We support, both, in-process loading of llama.cpp, as well as remote inference via lmql serve-model. To learn more about llama.cpp and how to use it with LMQL, check out the corresponding chapter in the LMQL documentation.


Other Changes

  • LMQL now includes a random model backend, which randomly samples tokens from the GPT-2 vocabulary. This is useful for debugging and testing purposes and can be used for data generation in the context of highly constrained query programs.

  • Two caching issues have been fixed, avoiding cache collisions which could lead to repeated model outputs.

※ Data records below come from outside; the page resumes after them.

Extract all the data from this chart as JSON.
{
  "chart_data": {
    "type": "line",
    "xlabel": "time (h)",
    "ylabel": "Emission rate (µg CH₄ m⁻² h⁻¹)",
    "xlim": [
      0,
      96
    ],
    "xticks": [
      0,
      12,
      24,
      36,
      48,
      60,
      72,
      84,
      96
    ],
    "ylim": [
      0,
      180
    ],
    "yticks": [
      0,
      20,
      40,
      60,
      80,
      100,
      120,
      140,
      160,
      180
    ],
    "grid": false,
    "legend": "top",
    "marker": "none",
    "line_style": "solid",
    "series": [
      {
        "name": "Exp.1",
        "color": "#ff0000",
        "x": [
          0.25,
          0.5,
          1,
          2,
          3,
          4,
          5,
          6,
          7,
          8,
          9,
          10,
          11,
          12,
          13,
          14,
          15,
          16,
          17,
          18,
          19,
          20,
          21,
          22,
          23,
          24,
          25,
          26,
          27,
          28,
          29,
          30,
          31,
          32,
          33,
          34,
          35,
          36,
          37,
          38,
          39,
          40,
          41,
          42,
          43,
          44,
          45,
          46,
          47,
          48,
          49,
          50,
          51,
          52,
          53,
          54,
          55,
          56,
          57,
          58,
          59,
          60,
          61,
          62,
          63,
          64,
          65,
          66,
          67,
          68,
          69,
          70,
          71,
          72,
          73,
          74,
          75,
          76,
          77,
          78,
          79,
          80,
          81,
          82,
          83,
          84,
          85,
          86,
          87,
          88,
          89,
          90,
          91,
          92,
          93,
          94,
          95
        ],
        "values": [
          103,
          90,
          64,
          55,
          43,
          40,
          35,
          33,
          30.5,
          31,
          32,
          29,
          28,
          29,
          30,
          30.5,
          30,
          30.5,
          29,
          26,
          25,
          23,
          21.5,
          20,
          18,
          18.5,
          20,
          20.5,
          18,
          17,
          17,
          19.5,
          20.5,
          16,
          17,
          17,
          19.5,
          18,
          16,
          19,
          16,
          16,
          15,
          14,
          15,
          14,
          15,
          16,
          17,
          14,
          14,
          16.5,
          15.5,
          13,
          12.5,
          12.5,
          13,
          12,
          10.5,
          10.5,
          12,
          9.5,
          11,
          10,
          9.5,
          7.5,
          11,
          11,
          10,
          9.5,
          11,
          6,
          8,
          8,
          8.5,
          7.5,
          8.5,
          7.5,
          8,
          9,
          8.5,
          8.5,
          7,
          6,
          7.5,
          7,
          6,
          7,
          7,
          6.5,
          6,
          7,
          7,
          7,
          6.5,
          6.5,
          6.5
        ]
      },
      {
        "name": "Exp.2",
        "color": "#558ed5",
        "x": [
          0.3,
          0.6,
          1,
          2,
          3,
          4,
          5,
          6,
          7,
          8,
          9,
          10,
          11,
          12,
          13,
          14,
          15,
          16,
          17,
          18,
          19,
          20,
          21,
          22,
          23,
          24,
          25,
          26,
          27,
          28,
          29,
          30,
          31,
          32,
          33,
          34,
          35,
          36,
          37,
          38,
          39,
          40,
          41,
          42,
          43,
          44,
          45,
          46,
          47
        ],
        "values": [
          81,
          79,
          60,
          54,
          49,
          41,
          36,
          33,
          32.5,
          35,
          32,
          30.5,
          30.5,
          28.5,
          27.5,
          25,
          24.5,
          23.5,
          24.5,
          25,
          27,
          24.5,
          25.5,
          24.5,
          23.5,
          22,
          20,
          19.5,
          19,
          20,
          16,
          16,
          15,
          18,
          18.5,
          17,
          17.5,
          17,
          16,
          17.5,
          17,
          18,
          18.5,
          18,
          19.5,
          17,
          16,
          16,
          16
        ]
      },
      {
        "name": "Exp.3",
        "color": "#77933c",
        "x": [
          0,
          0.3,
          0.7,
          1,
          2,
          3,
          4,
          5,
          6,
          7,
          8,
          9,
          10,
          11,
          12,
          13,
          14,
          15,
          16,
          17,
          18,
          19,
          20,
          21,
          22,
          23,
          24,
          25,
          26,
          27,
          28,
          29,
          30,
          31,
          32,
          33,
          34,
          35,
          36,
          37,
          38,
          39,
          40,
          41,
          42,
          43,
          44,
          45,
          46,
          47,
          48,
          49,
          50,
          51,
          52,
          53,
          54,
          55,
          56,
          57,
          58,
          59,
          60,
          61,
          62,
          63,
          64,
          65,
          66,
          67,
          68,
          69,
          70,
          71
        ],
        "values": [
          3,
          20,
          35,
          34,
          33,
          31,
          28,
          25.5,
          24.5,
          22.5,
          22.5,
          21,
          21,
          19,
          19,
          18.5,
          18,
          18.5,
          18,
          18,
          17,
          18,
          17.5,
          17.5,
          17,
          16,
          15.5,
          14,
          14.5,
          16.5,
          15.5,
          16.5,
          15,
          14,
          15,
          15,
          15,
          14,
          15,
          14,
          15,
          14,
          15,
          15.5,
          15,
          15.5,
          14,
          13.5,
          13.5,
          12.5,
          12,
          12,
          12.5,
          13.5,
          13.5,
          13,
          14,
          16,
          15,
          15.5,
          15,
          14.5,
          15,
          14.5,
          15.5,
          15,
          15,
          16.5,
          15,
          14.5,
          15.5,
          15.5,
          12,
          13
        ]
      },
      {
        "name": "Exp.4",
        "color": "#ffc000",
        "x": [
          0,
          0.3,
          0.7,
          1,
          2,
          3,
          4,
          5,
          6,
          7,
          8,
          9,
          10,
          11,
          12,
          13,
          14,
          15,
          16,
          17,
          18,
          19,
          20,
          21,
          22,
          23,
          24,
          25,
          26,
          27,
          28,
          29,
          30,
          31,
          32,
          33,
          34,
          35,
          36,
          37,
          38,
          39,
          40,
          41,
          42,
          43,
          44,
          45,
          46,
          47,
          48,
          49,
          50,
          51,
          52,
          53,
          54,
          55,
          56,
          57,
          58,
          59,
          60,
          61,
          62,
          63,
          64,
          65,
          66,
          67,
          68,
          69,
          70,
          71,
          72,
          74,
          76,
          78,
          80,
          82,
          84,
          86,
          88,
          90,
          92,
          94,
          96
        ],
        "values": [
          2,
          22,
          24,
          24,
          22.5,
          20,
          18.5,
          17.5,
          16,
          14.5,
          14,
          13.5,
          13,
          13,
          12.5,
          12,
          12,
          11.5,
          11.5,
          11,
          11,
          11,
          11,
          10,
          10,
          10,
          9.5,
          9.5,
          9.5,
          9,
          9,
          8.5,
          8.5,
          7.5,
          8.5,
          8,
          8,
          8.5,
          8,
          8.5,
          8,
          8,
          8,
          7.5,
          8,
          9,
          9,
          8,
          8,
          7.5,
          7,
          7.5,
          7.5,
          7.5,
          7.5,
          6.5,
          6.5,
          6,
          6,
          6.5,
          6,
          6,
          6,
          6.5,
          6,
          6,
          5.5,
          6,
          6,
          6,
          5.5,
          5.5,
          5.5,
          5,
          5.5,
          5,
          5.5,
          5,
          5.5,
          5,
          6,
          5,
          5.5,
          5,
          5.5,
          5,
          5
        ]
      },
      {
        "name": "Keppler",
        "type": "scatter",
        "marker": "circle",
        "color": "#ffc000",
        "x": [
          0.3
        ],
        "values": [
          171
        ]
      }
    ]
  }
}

  • More robust query string parsing, allowing for robust escaping of special characters [, ], { and }.

  • Added support for transformers based Llama models and the associated (fast) implementation of HF tokenizers.

  • Simplified Azure OpenAI support, see the relevant chapter in the documentation.

We thank community members @minosvasilias and @CircArgs for their contribution to this release.